There’s an intimacy in records that’s absent from movies.  A record can get up close to you like no other entertainment medium.  That’s it’s power…  If you choose to exercise it.

It’s hard not to bang the listener over the head.  Urge the audience to pay attention.  But if somehow you can get someone to buy your record and play it alone, you’ve got a chance to reach them.  Via your sheer honesty.

I was planning on a late night hike in the mountains.  I still might make it.  But, before I got up to do my back exercises, I decided to rip Jackson Browne’s new album, "Solo Acoustic Vol. 2", so I could listen to it on my iPod.  Waiting for the CD to transfer, I started entering the titles, the album being too new for them to come down automatically, and when I got to "Something Fine", I decided to play it.

And then I couldn’t move.

This guy sent me these speakers.  I’d never spend a grand on a computer system, but I must admit if a CD is mastered properly, if the engineer hasn’t compressed the shit out of it, the sound that emanates is shocking.  It’s just like the seventies.  When the warmth drew you into the acoustic music.  (http://www.auxout.com)

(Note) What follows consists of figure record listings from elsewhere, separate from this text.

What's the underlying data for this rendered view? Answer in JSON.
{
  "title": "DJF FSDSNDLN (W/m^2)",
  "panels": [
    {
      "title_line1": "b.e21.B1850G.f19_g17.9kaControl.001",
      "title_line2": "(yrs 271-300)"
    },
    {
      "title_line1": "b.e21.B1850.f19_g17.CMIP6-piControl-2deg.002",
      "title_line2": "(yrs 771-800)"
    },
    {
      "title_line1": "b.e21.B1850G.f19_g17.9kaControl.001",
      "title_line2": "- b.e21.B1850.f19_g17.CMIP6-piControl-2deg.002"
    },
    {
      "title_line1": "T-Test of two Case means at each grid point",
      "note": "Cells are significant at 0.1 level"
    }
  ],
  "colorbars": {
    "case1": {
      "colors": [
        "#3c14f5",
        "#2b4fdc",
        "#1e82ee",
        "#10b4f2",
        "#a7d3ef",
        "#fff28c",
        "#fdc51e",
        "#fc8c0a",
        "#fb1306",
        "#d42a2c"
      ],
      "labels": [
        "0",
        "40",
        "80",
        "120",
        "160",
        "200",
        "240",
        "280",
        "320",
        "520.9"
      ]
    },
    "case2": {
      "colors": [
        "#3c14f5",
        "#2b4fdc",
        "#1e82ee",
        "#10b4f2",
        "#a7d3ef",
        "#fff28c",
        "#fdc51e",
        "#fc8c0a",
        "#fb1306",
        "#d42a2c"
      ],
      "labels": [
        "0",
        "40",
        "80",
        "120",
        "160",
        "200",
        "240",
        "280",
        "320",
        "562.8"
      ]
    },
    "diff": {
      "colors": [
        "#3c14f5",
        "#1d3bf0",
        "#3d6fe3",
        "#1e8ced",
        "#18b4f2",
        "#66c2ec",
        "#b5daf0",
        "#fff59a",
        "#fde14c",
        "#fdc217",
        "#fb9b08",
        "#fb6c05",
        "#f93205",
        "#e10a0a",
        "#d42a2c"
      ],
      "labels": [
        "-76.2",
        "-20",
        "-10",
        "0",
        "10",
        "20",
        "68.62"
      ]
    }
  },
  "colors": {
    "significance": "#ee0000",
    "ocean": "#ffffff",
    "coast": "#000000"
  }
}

The future hides and the past just slides
England lies between
Floating in a silver mist so cold and so clean
California’s shaking like an angry child will
Who has asked for love and is unanswered still

If only we could predict the future.  Our hopes, are they justified?  Or is disaster going to strike.  Meanwhile, the past fades away.  We often become paralyzed, unable to go back or forth.  And the older you get, the harder it is to risk.  But the day you stop taking chances is the day you die.

I’ve been to England.  But my real home is on the east coast, in Connecticut.  My mother still lives there.  I go to the Websites of Bromley and Mad River Glen every day, even during the summer.  The east coast is asking for attention, but I’m sticking with my new love, California.  I didn’t come here to reinvent myself, but I like the freedom, I escaped my past.

Until the Net hit.

And you know that I’m looking back carefully
‘Cause I know that there’s still something there for me

I looked up every old girlfriend back in ’95, when I first got Web access.  But I never e-mailed them.  But one e-mailed me.  She told me her husband wouldn’t like it.  I’d waited for years for her to contact me, now it was too late.  But this proved she was out there, she was still thinking of me.

They’re all still out there.  Except for those we’ve lost along the way.  And now even Jackson Browne has got lines in his face.  The years pass by, but our memories never fade away.  How do we make peace with them?

I don’t know.

Would I fall back into conversation with these old buddies?  Or after the pleasantries, the recitation of decades of history, would we have nothing to say.

But they’re right next to me on the Net.  And today people pick up and fly cross-country on a whim.

The dreams are rolling down across the places in my mind
And I’ve just had a taste of something fine

I didn’t smoke a doobie.  I gave up the herb decades ago.  Maybe that’s why my memories are so clear.  And when I fire up these records, my mind goes back to who I used to be.